At her feet on the blood red cloth from Rafik’s wooden chest stood a small iron brazier. In it were things she could only guess at but which were alight, all of them crackled and spat and writhed. Her feet were bare. Outside the circle of light all was darkness but she could sense instantly that she was indoors, somewhere cool, somewhere damp, somewhere deep inside the black womb of Mother Russia. The four figures stood silent and unmoving around her, one at each point of the compass, a loose white gown covering each of their bodies.
‘Rafik,’ she murmured to the one directly in front of her.

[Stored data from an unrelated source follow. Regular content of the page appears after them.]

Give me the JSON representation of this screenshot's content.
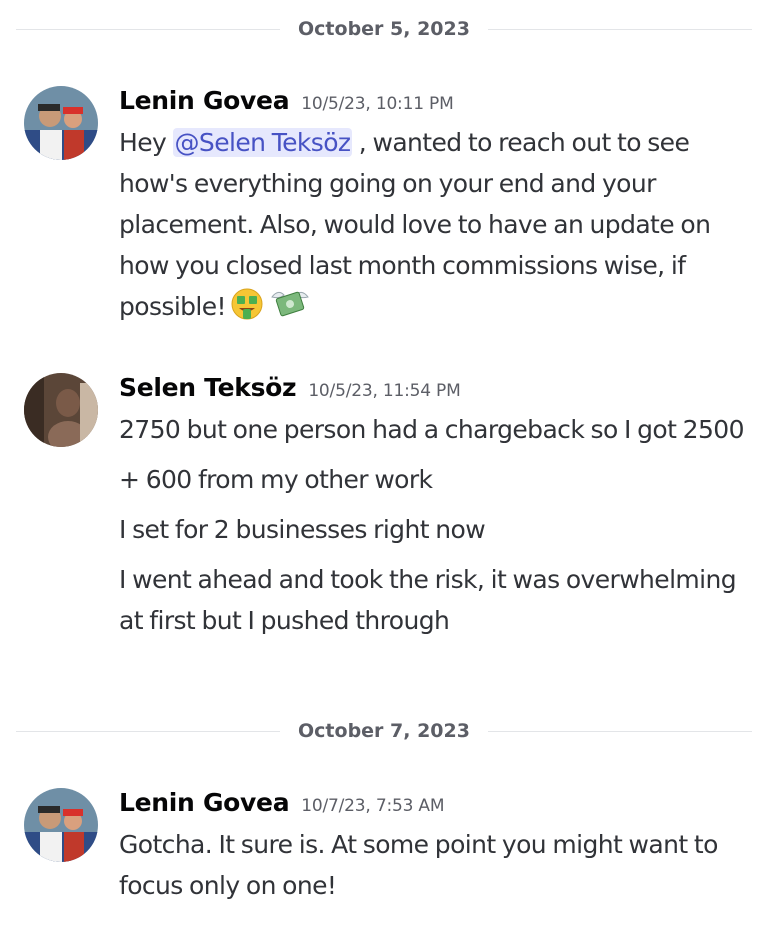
{
  "dividers": [
    {
      "date": "October 5, 2023"
    },
    {
      "date": "October 7, 2023"
    }
  ],
  "messages": [
    {
      "author": "Lenin Govea",
      "timestamp": "10/5/23, 10:11 PM",
      "text_before": "Hey ",
      "mention": "@Selen Teksöz",
      "text_after": " , wanted to reach out to see how's everything going on your end and your placement. Also, would love to have an update on how you closed last month commissions wise, if possible!",
      "emojis": [
        "money-mouth-face-emoji",
        "money-with-wings-emoji"
      ]
    },
    {
      "author": "Selen Teksöz",
      "timestamp": "10/5/23, 11:54 PM",
      "lines": [
        "2750 but one person had a chargeback so I got 2500",
        "+ 600 from my other work",
        "I set for 2 businesses right now",
        "I went ahead and took the risk, it was overwhelming at first but I pushed through"
      ]
    },
    {
      "author": "Lenin Govea",
      "timestamp": "10/7/23, 7:53 AM",
      "lines": [
        "Gotcha. It sure is. At some point you might want to focus only on one!"
      ]
    }
  ],
  "colors": {
    "mention_bg": "#e6e8fd",
    "mention_text": "#4752c4",
    "timestamp": "#5c5e66",
    "body_text": "#313338"
  }
}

As she did so she became aware that her own body was draped in a white gown, which rustled when she lowered her arms.
‘Sofia.’
Rafik’s single word was like a cool touch on her forehead.
‘Don’t be afraid, Sofia, you are one of us.’
‘I’m not afraid, Rafik.’
‘Do you know why we have brought you here tonight?’
‘Yes.’
She didn’t know how she knew but she did. Her mind struggled to clear itself but it was as if her thoughts were no longer her own.
‘Speak it,’ Rafik said. ‘Why are you here tonight?’
‘For Mikhail.’
‘Yes.’
There was a prolonged silence while words pushed against her tongue, words that didn’t seem to rise from her own mind.
‘And for the village, Rafik,’ she said clearly. ‘It is for the village of Tivil that I am here, to make it live a life instead of die a death. I am here because I need to be and I am here because I am meant to be.’